Аштия, наверное, представляла собой единственную женщину в Империи, которая несла противоестественную для местной женщины ответственность. Госпожа Солор по-настоящему была сама себе хозяйкой, правила семьёй, Домом и владениями — и воспринимала свой жребий как проклятие.

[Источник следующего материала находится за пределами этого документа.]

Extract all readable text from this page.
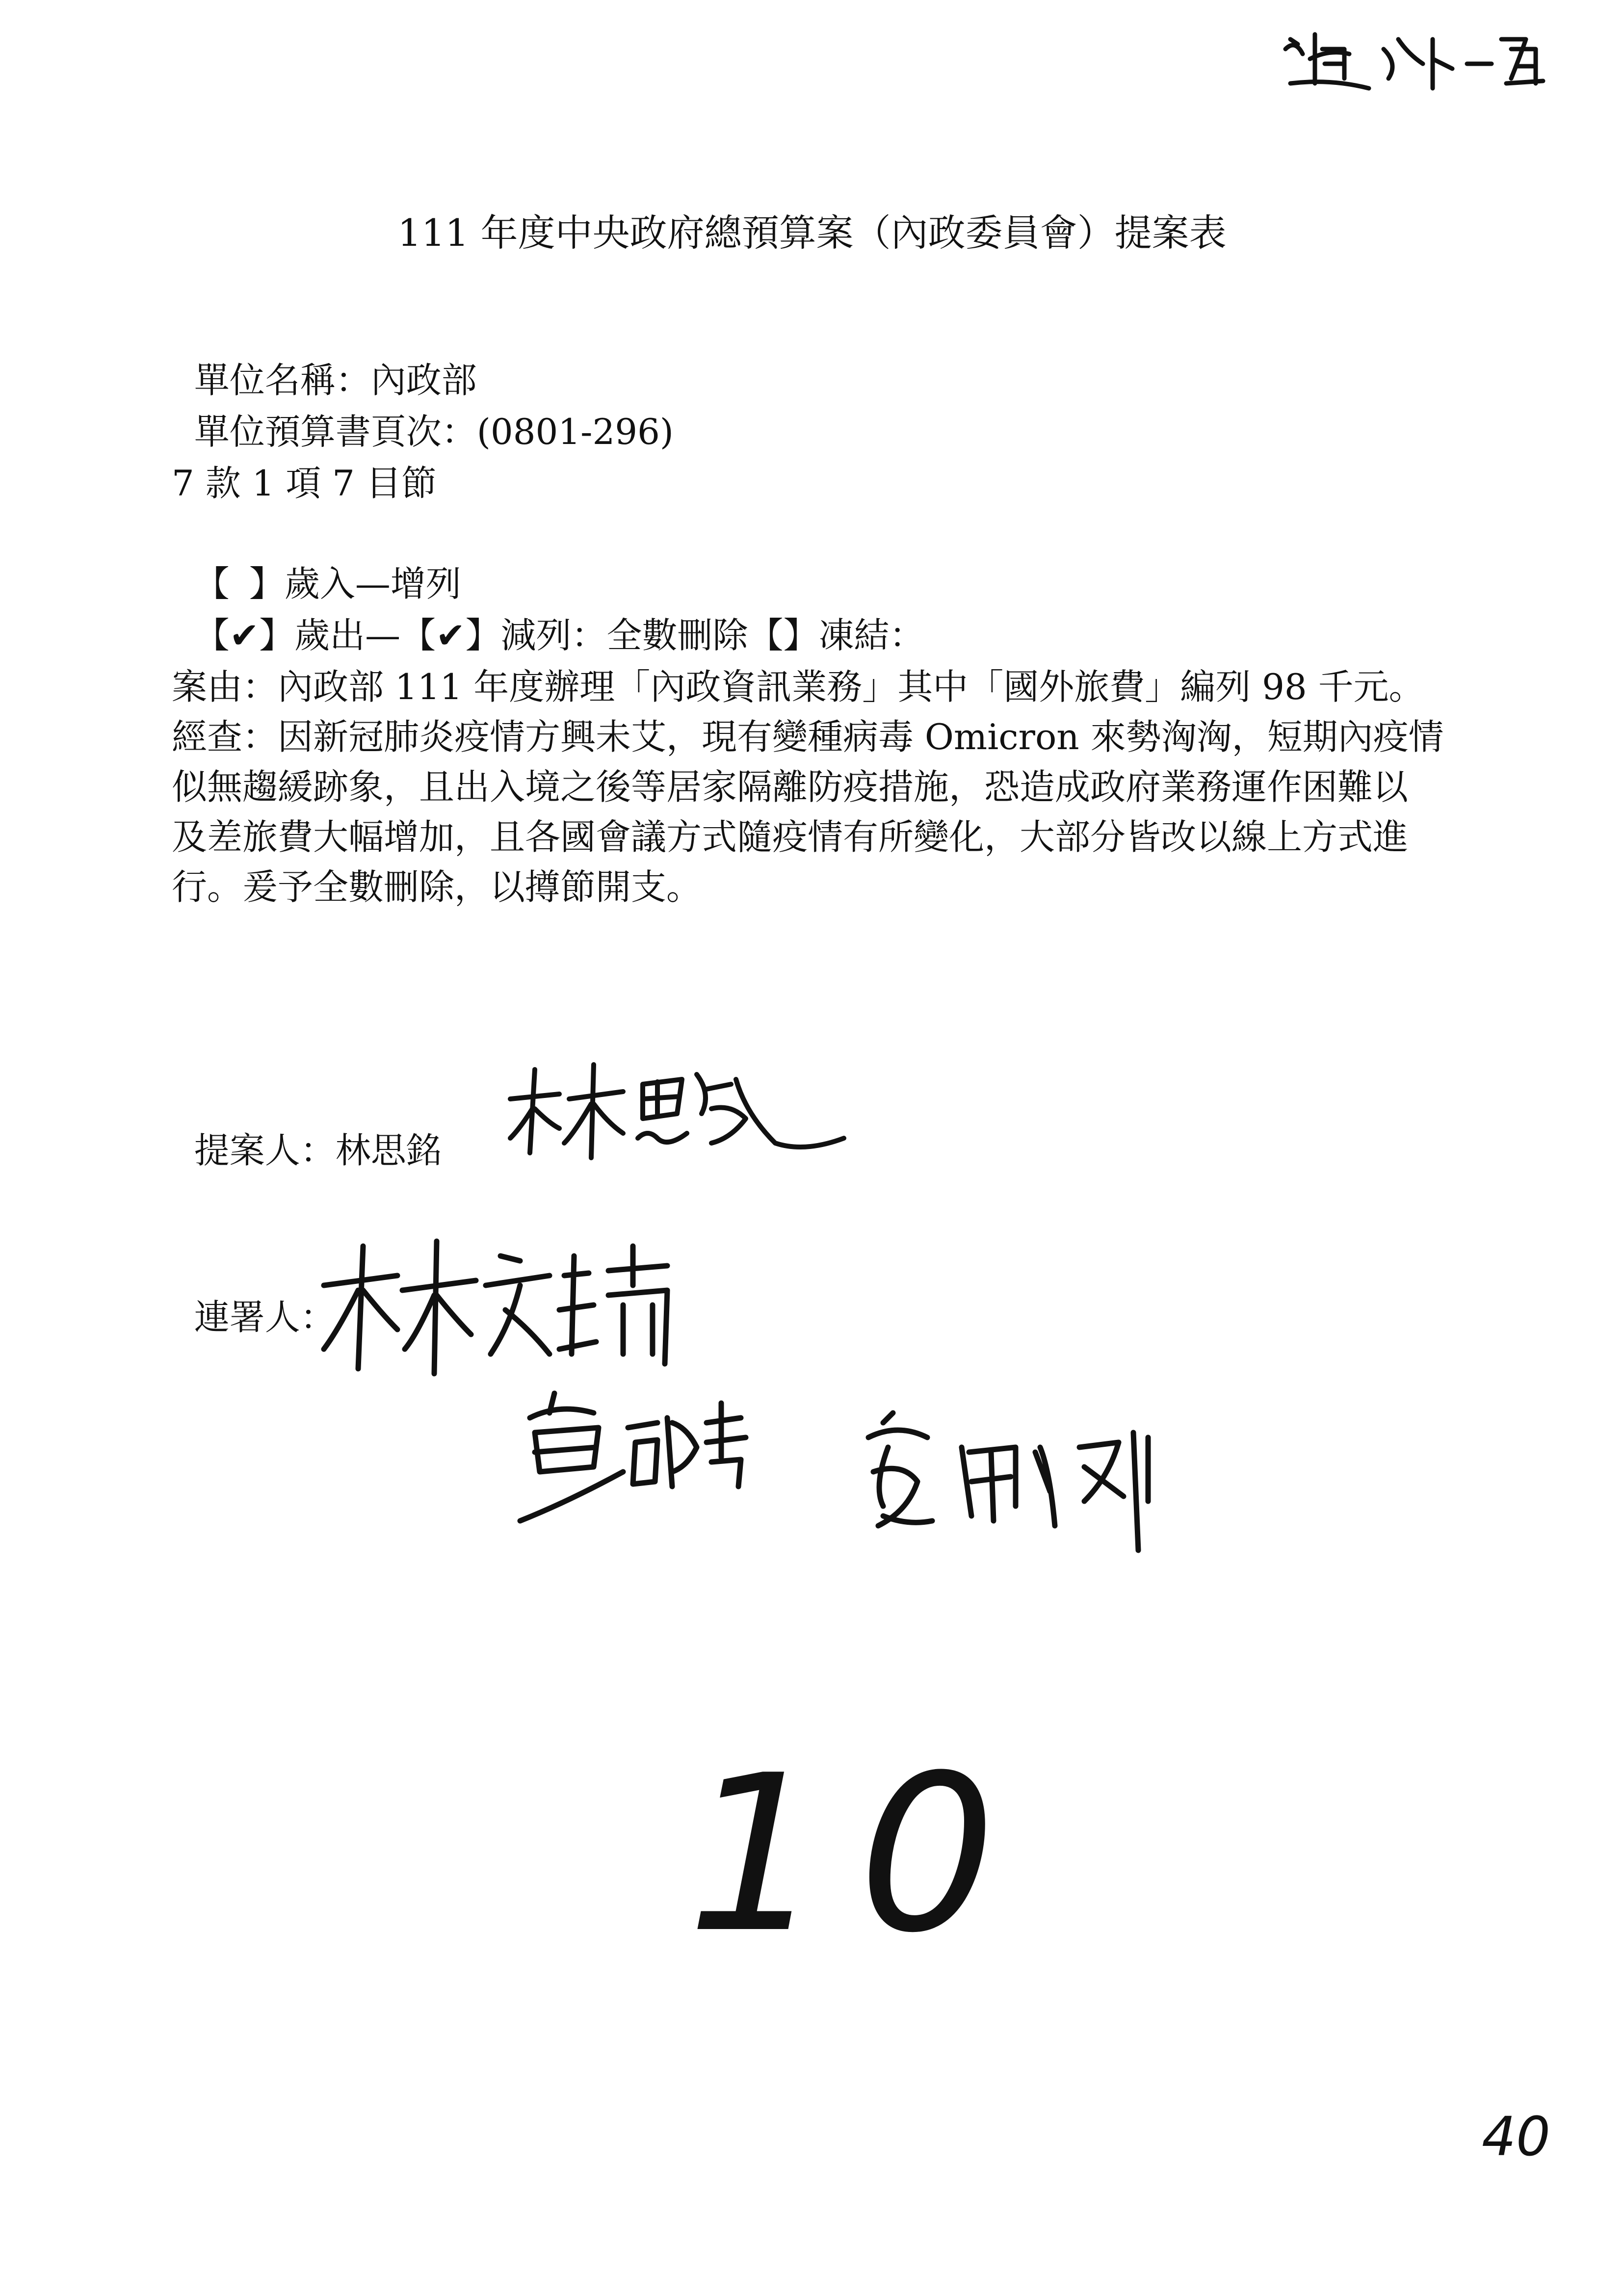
111 年度中央政府總預算案（內政委員會）提案表

單位名稱：內政部

單位預算書頁次：(0801-296)

7 款 1 項 7 目節

【 】歲入—增列

【✔】歲出—【✔】減列：全數刪除【】凍結：

案由：內政部 111 年度辦理「內政資訊業務」其中「國外旅費」編列 98 千元。
經查：因新冠肺炎疫情方興未艾，現有變種病毒 Omicron 來勢洶洶，短期內疫情
似無趨緩跡象，且出入境之後等居家隔離防疫措施，恐造成政府業務運作困難以
及差旅費大幅增加，且各國會議方式隨疫情有所變化，大部分皆改以線上方式進
行。爰予全數刪除，以撙節開支。

提案人：林思銘

連署人：

10
40
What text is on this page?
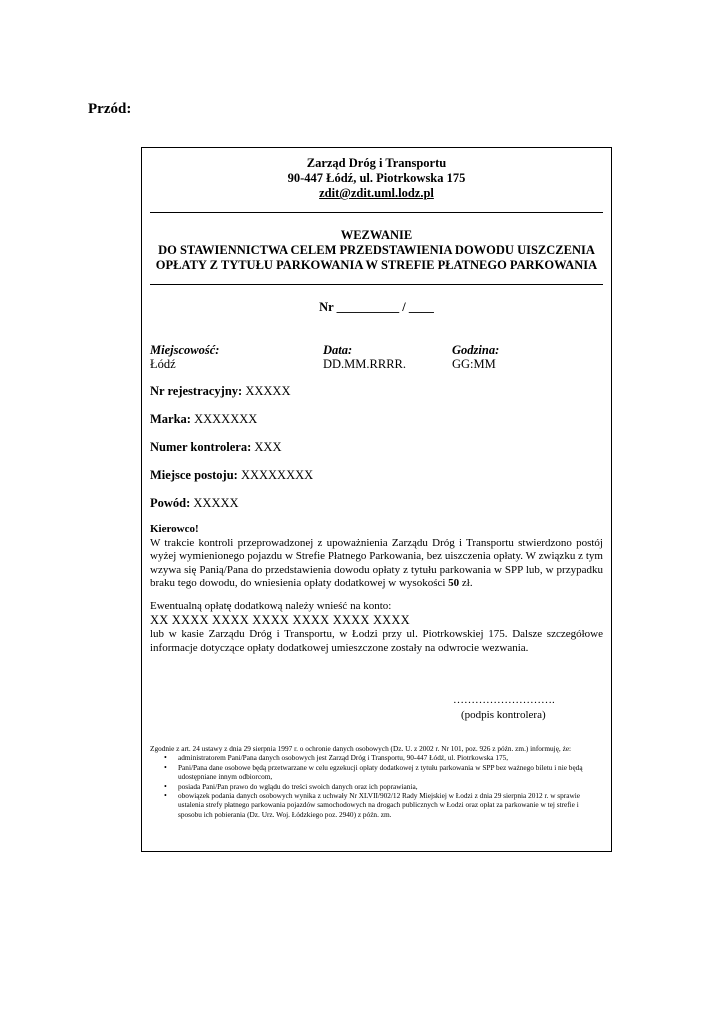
Przód:
Zarząd Dróg i Transportu
90-447 Łódź, ul. Piotrkowska 175
zdit@zdit.uml.lodz.pl
WEZWANIE
DO STAWIENNICTWA CELEM PRZEDSTAWIENIA DOWODU UISZCZENIA
OPŁATY Z TYTUŁU PARKOWANIA W STREFIE PŁATNEGO PARKOWANIA
Nr __________ / ____
Miejscowość:
Łódź
Data:
DD.MM.RRRR.
Godzina:
GG:MM
Nr rejestracyjny: XXXXX
Marka: XXXXXXX
Numer kontrolera: XXX
Miejsce postoju: XXXXXXXX
Powód: XXXXX
Kierowco!
W trakcie kontroli przeprowadzonej z upoważnienia Zarządu Dróg i Transportu stwierdzono postój wyżej wymienionego pojazdu w Strefie Płatnego Parkowania, bez uiszczenia opłaty. W związku z tym wzywa się Panią/Pana do przedstawienia dowodu opłaty z tytułu parkowania w SPP lub, w przypadku braku tego dowodu, do wniesienia opłaty dodatkowej w wysokości 50 zł.
Ewentualną opłatę dodatkową należy wnieść na konto:
XX XXXX XXXX XXXX XXXX XXXX XXXX
lub w kasie Zarządu Dróg i Transportu, w Łodzi przy ul. Piotrkowskiej 175. Dalsze szczegółowe informacje dotyczące opłaty dodatkowej umieszczone zostały na odwrocie wezwania.
……………………….
(podpis kontrolera)
Zgodnie z art. 24 ustawy z dnia 29 sierpnia 1997 r. o ochronie danych osobowych (Dz. U. z 2002 r. Nr 101, poz. 926 z późn. zm.) informuję, że:
• administratorem Pani/Pana danych osobowych jest Zarząd Dróg i Transportu, 90-447 Łódź, ul. Piotrkowska 175,
• Pani/Pana dane osobowe będą przetwarzane w celu egzekucji opłaty dodatkowej z tytułu parkowania w SPP bez ważnego biletu i nie będą udostępniane innym odbiorcom,
• posiada Pani/Pan prawo do wglądu do treści swoich danych oraz ich poprawiania,
• obowiązek podania danych osobowych wynika z uchwały Nr XLVII/902/12 Rady Miejskiej w Łodzi z dnia 29 sierpnia 2012 r. w sprawie ustalenia strefy płatnego parkowania pojazdów samochodowych na drogach publicznych w Łodzi oraz opłat za parkowanie w tej strefie i sposobu ich pobierania (Dz. Urz. Woj. Łódzkiego poz. 2940) z późn. zm.
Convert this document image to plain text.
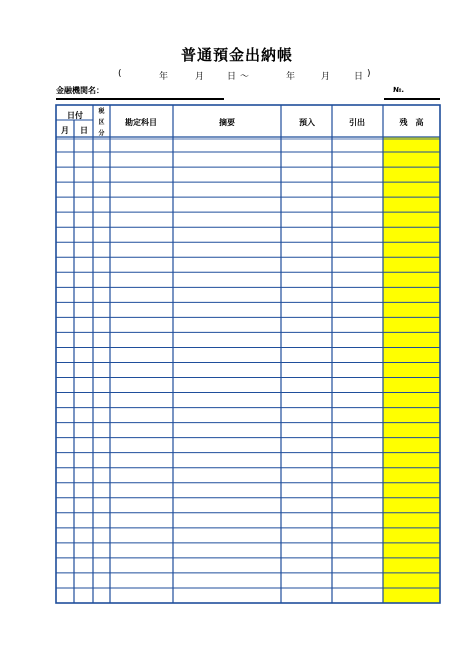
普通預金出納帳
(	年	月	日 〜	年	月	日 )
金融機関名：	№.
日付
月 日
税
区
分
勘定科目	摘要	預入	引出	残　高
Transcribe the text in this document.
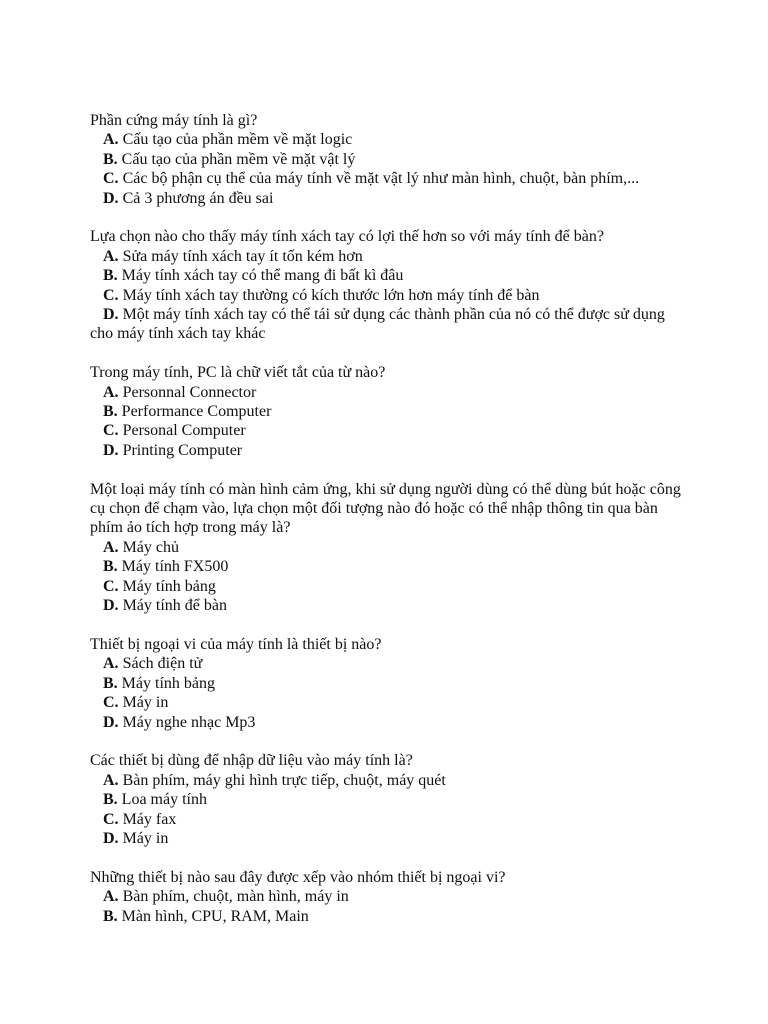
Phần cứng máy tính là gì?
A. Cấu tạo của phần mềm về mặt logic
B. Cấu tạo của phần mềm về mặt vật lý
C. Các bộ phận cụ thể của máy tính về mặt vật lý như màn hình, chuột, bàn phím,...
D. Cả 3 phương án đều sai
Lựa chọn nào cho thấy máy tính xách tay có lợi thế hơn so với máy tính để bàn?
A. Sửa máy tính xách tay ít tốn kém hơn
B. Máy tính xách tay có thể mang đi bất kì đâu
C. Máy tính xách tay thường có kích thước lớn hơn máy tính để bàn
D. Một máy tính xách tay có thể tái sử dụng các thành phần của nó có thể được sử dụng cho máy tính xách tay khác
Trong máy tính, PC là chữ viết tắt của từ nào?
A. Personnal Connector
B. Performance Computer
C. Personal Computer
D. Printing Computer
Một loại máy tính có màn hình cảm ứng, khi sử dụng người dùng có thể dùng bút hoặc công cụ chọn để chạm vào, lựa chọn một đối tượng nào đó hoặc có thể nhập thông tin qua bàn phím ảo tích hợp trong máy là?
A. Máy chủ
B. Máy tính FX500
C. Máy tính bảng
D. Máy tính để bàn
Thiết bị ngoại vi của máy tính là thiết bị nào?
A. Sách điện tử
B. Máy tính bảng
C. Máy in
D. Máy nghe nhạc Mp3
Các thiết bị dùng để nhập dữ liệu vào máy tính là?
A. Bàn phím, máy ghi hình trực tiếp, chuột, máy quét
B. Loa máy tính
C. Máy fax
D. Máy in
Những thiết bị nào sau đây được xếp vào nhóm thiết bị ngoại vi?
A. Bàn phím, chuột, màn hình, máy in
B. Màn hình, CPU, RAM, Main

Не имело смысла спорить с представлениями обитателей чужого мира об их жизни, об их взглядах на жизнь. Тем более что я и сам уже успел убедиться, каким сомнительным даром может оказаться свобода. Может быть, и власть при всей её лакомой привлекательности — минное поле, полное неведомых мне тягот и погибелей. Тут лучше прислушаться к голосу Аштии — она все эти хитрости постигла на практике.
Может, она права, и то положение, которое на протяжении трёх поколений занимают старшие женщины в её семье — проклятие? И дело, конечно, не в том, что они — женщины. Просто положение само по себе таково.